Bottom line for the two roles:
As an epidemiologist: there is a reproducible association between low cholesterol and violent/suicidal death, plus a plausible serotonergic mechanism, but the statin-attributable component fails Bradford Hill on consistency and experiment — the strongest (randomized, confounding-free) evidence shows no effect. The old trial signal is best explained by chance, the heterogeneous non-statin interventions used, and small event numbers.
As a cardiologist: current guidance is that statins do not meaningfully increase suicide or homicide risk, and this concern should not deter appropriate prescribing. It is reasonable to remain attentive to mood in patients with pre-existing depression, but the net mortality and safety data are firmly favorable.
No credible body of evidence links statins to homicide specifically; “homicide/violence” appears only as a composite “non-illness death” endpoint in the early meta-analyses, driven by very few events.
Sources:
- Muldoon et al., Lowering cholesterol concentrations and mortality (primary prevention trials), BMJ 1990 — PMC
- Muldoon et al., Cholesterol reduction and non-illness mortality: meta-analysis of RCTs, 2001 — PubMed
- Golomb, Cholesterol and Violence: Is There a Connection? Ann Intern Med 1998
- Assessing the observed relationship between low cholesterol and violence-related mortality — PubMed
- Serum cholesterol and death from suicide in men: Paris Prospective Study I — PMC
- The Relationships between Cholesterol and Suicide: An Update — PMC
- How do lipids influence risk of violence, self-harm and suicidality in psychosis? Systematic review — PMC
- Association between statins and suicide attempt, depression, anxiety, seizure (self-controlled case series) — ScienceDirect
- CTT Collaboration — Effects of statin therapy on non-vascular mortality
- Disentangling the genetic overlap between cholesterol and suicide risk — PMC
I posted that because @Kelman didn’t seem to be paying proper attention to ACM. And he specifically said a car accident can have nothing to do with a medication. It certainly can. There are all kinds of drugs that can cause a car accident, and one of them could be a statin. I’m not saying it is the case currently for any statin, though they suck for me. From what I’ve read they suck for you too. Leqvio has no side effects that I can notice, but there is no ACM study coming out till later this year. I’ll decide whether to continue when it comes out. I was just making the point that biology is a complex system and we have no idea what effects a drug may have until it’s tested.
I loved that doc, he’s gone now. He was an old jewish man and great at telling stories and had a joke every time I saw him.

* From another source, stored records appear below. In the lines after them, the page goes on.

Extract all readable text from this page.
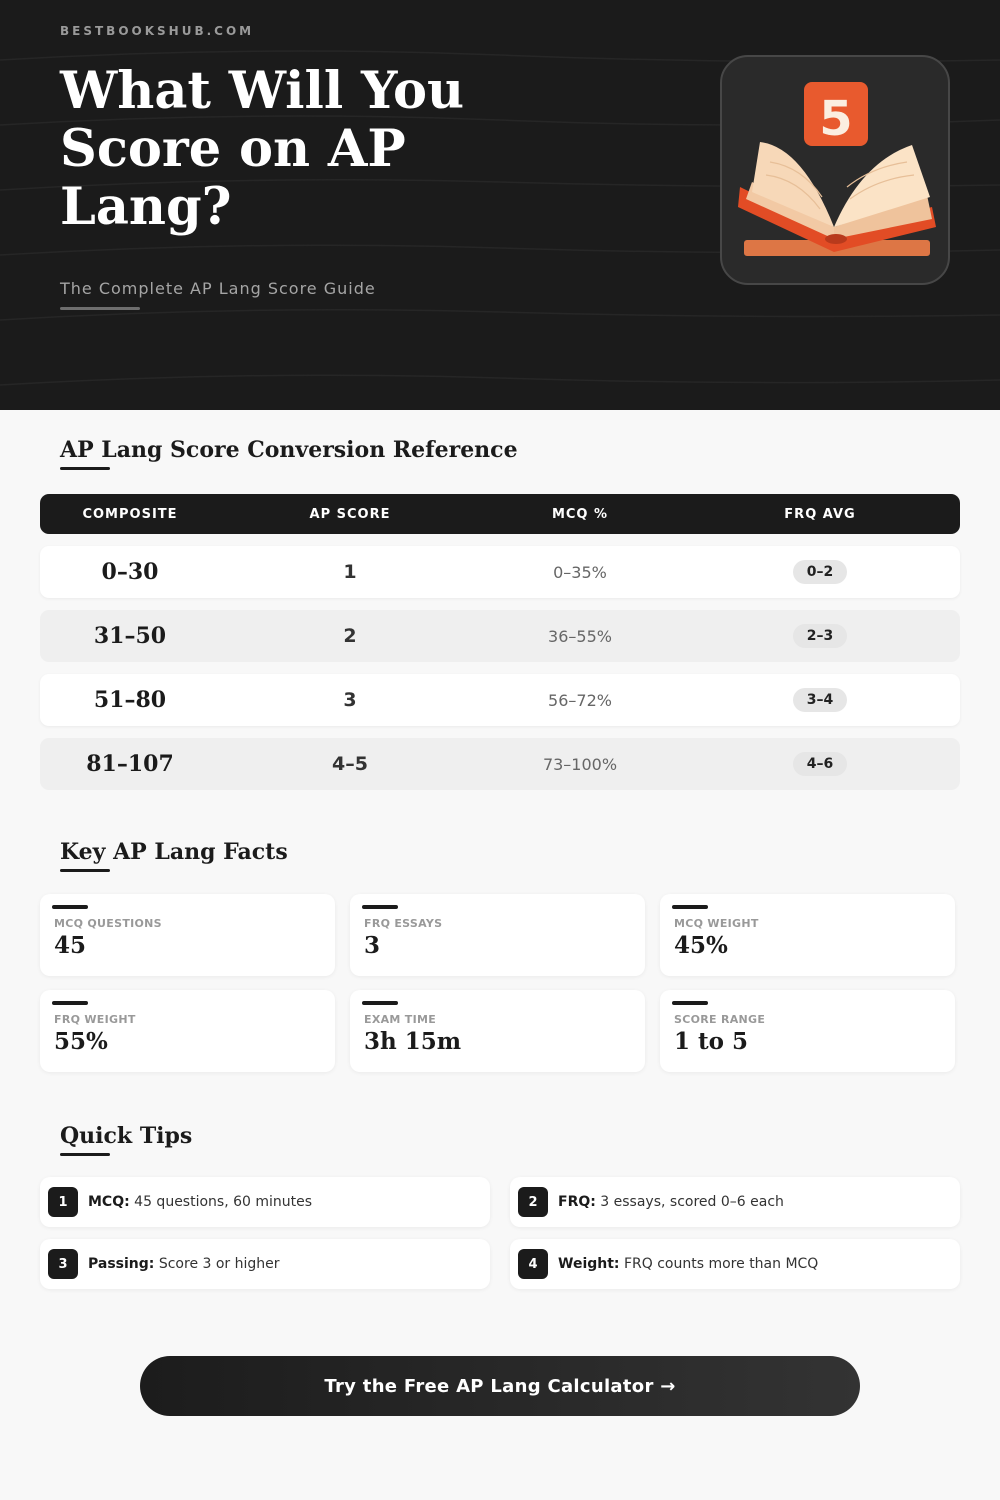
BESTBOOKSHUB.COM
What Will You Score on AP Lang?
The Complete AP Lang Score Guide
5
AP Lang Score Conversion Reference
COMPOSITE	AP SCORE	MCQ %	FRQ AVG
0–30	1	0–35%	0–2
31–50	2	36–55%	2–3
51–80	3	56–72%	3–4
81–107	4–5	73–100%	4–6
Key AP Lang Facts
MCQ QUESTIONS
45
FRQ ESSAYS
3
MCQ WEIGHT
45%
FRQ WEIGHT
55%
EXAM TIME
3h 15m
SCORE RANGE
1 to 5
Quick Tips
1	MCQ: 45 questions, 60 minutes	2	FRQ: 3 essays, scored 0–6 each
3	Passing: Score 3 or higher	4	Weight: FRQ counts more than MCQ
Try the Free AP Lang Calculator →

Must have had a book he memorized a new one for each day. He loved this story and told it really well. Even though the point of the story was that statins could mess me up, he wanted me to take the statins.
Yes, but my point was we can’t blame all accident and suicide deaths on statins, otherwise half of us in these boards (that takes statins by the lb LOL) would have been dead by now. can it have a detrimental effect on some people absolutely, but when factoring deaths from causes other than CVD I can’t find a plausible connection between these deaths (non-CVD related) and one’s LDL-c level. Thus, my opinion that only CVD related deaths are a better measure if we wanted to establish a risk factor based on LDL-c level. I’m still of that opinion but we obviously don’t have/need to agree on it.

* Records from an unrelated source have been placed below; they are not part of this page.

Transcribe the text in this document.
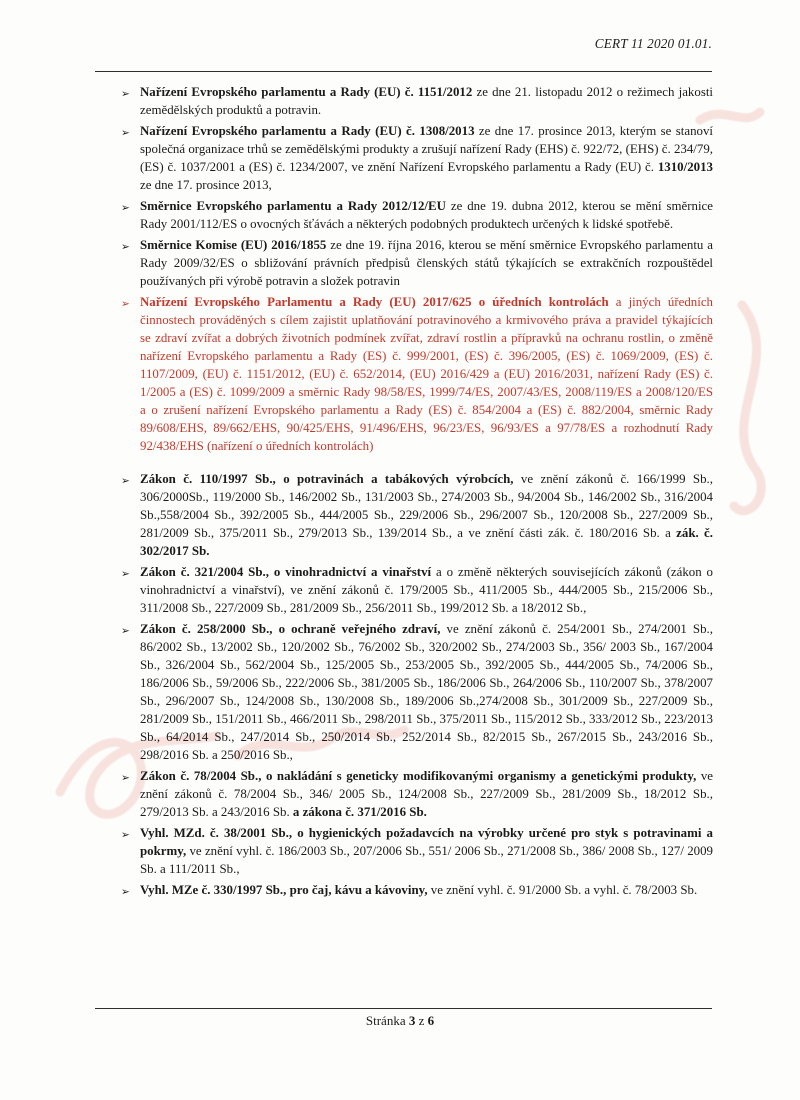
CERT 11 2020 01.01.
➢ Nařízení Evropského parlamentu a Rady (EU) č. 1151/2012 ze dne 21. listopadu 2012 o režimech jakosti zemědělských produktů a potravin.
➢ Nařízení Evropského parlamentu a Rady (EU) č. 1308/2013 ze dne 17. prosince 2013, kterým se stanoví společná organizace trhů se zemědělskými produkty a zrušují nařízení Rady (EHS) č. 922/72, (EHS) č. 234/79, (ES) č. 1037/2001 a (ES) č. 1234/2007, ve znění Nařízení Evropského parlamentu a Rady (EU) č. 1310/2013 ze dne 17. prosince 2013,
➢ Směrnice Evropského parlamentu a Rady 2012/12/EU ze dne 19. dubna 2012, kterou se mění směrnice Rady 2001/112/ES o ovocných šťávách a některých podobných produktech určených k lidské spotřebě.
➢ Směrnice Komise (EU) 2016/1855 ze dne 19. října 2016, kterou se mění směrnice Evropského parlamentu a Rady 2009/32/ES o sbližování právních předpisů členských států týkajících se extrakčních rozpouštědel používaných při výrobě potravin a složek potravin
➢ Nařízení Evropského Parlamentu a Rady (EU) 2017/625 o úředních kontrolách a jiných úředních činnostech prováděných s cílem zajistit uplatňování potravinového a krmivového práva a pravidel týkajících se zdraví zvířat a dobrých životních podmínek zvířat, zdraví rostlin a přípravků na ochranu rostlin, o změně nařízení Evropského parlamentu a Rady (ES) č. 999/2001, (ES) č. 396/2005, (ES) č. 1069/2009, (ES) č. 1107/2009, (EU) č. 1151/2012, (EU) č. 652/2014, (EU) 2016/429 a (EU) 2016/2031, nařízení Rady (ES) č. 1/2005 a (ES) č. 1099/2009 a směrnic Rady 98/58/ES, 1999/74/ES, 2007/43/ES, 2008/119/ES a 2008/120/ES a o zrušení nařízení Evropského parlamentu a Rady (ES) č. 854/2004 a (ES) č. 882/2004, směrnic Rady 89/608/EHS, 89/662/EHS, 90/425/EHS, 91/496/EHS, 96/23/ES, 96/93/ES a 97/78/ES a rozhodnutí Rady 92/438/EHS (nařízení o úředních kontrolách)
➢ Zákon č. 110/1997 Sb., o potravinách a tabákových výrobcích, ve znění zákonů č. 166/1999 Sb., 306/2000Sb., 119/2000 Sb., 146/2002 Sb., 131/2003 Sb., 274/2003 Sb., 94/2004 Sb., 146/2002 Sb., 316/2004 Sb.,558/2004 Sb., 392/2005 Sb., 444/2005 Sb., 229/2006 Sb., 296/2007 Sb., 120/2008 Sb., 227/2009 Sb., 281/2009 Sb., 375/2011 Sb., 279/2013 Sb., 139/2014 Sb., a ve znění části zák. č. 180/2016 Sb. a zák. č. 302/2017 Sb.
➢ Zákon č. 321/2004 Sb., o vinohradnictví a vinařství a o změně některých souvisejících zákonů (zákon o vinohradnictví a vinařství), ve znění zákonů č. 179/2005 Sb., 411/2005 Sb., 444/2005 Sb., 215/2006 Sb., 311/2008 Sb., 227/2009 Sb., 281/2009 Sb., 256/2011 Sb., 199/2012 Sb. a 18/2012 Sb.,
➢ Zákon č. 258/2000 Sb., o ochraně veřejného zdraví, ve znění zákonů č. 254/2001 Sb., 274/2001 Sb., 86/2002 Sb., 13/2002 Sb., 120/2002 Sb., 76/2002 Sb., 320/2002 Sb., 274/2003 Sb., 356/ 2003 Sb., 167/2004 Sb., 326/2004 Sb., 562/2004 Sb., 125/2005 Sb., 253/2005 Sb., 392/2005 Sb., 444/2005 Sb., 74/2006 Sb., 186/2006 Sb., 59/2006 Sb., 222/2006 Sb., 381/2005 Sb., 186/2006 Sb., 264/2006 Sb., 110/2007 Sb., 378/2007 Sb., 296/2007 Sb., 124/2008 Sb., 130/2008 Sb., 189/2006 Sb.,274/2008 Sb., 301/2009 Sb., 227/2009 Sb., 281/2009 Sb., 151/2011 Sb., 466/2011 Sb., 298/2011 Sb., 375/2011 Sb., 115/2012 Sb., 333/2012 Sb., 223/2013 Sb., 64/2014 Sb., 247/2014 Sb., 250/2014 Sb., 252/2014 Sb., 82/2015 Sb., 267/2015 Sb., 243/2016 Sb., 298/2016 Sb. a 250/2016 Sb.,
➢ Zákon č. 78/2004 Sb., o nakládání s geneticky modifikovanými organismy a genetickými produkty, ve znění zákonů č. 78/2004 Sb., 346/ 2005 Sb., 124/2008 Sb., 227/2009 Sb., 281/2009 Sb., 18/2012 Sb., 279/2013 Sb. a 243/2016 Sb. a zákona č. 371/2016 Sb.
➢ Vyhl. MZd. č. 38/2001 Sb., o hygienických požadavcích na výrobky určené pro styk s potravinami a pokrmy, ve znění vyhl. č. 186/2003 Sb., 207/2006 Sb., 551/ 2006 Sb., 271/2008 Sb., 386/ 2008 Sb., 127/ 2009 Sb. a 111/2011 Sb.,
➢ Vyhl. MZe č. 330/1997 Sb., pro čaj, kávu a kávoviny, ve znění vyhl. č. 91/2000 Sb. a vyhl. č. 78/2003 Sb.
Stránka 3 z 6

Lower is better for ACM, CVD, and stroke prevention. END OF STORY
We agree that we don’t need to agree. I don’t agree with many of the people in my family and we’re happy.
Let’s say you’re trying to decide whether you should use a herbicide again. You look at the field and see how well it kills the weeds. It killed all the weeds. You decide to use it again for sure. Because you didn’t notice that it also hurt the crop. Your yield went down by 30%. The effect was the kill (100%), the side effect was the harm and it was very expensive. You have to look at both.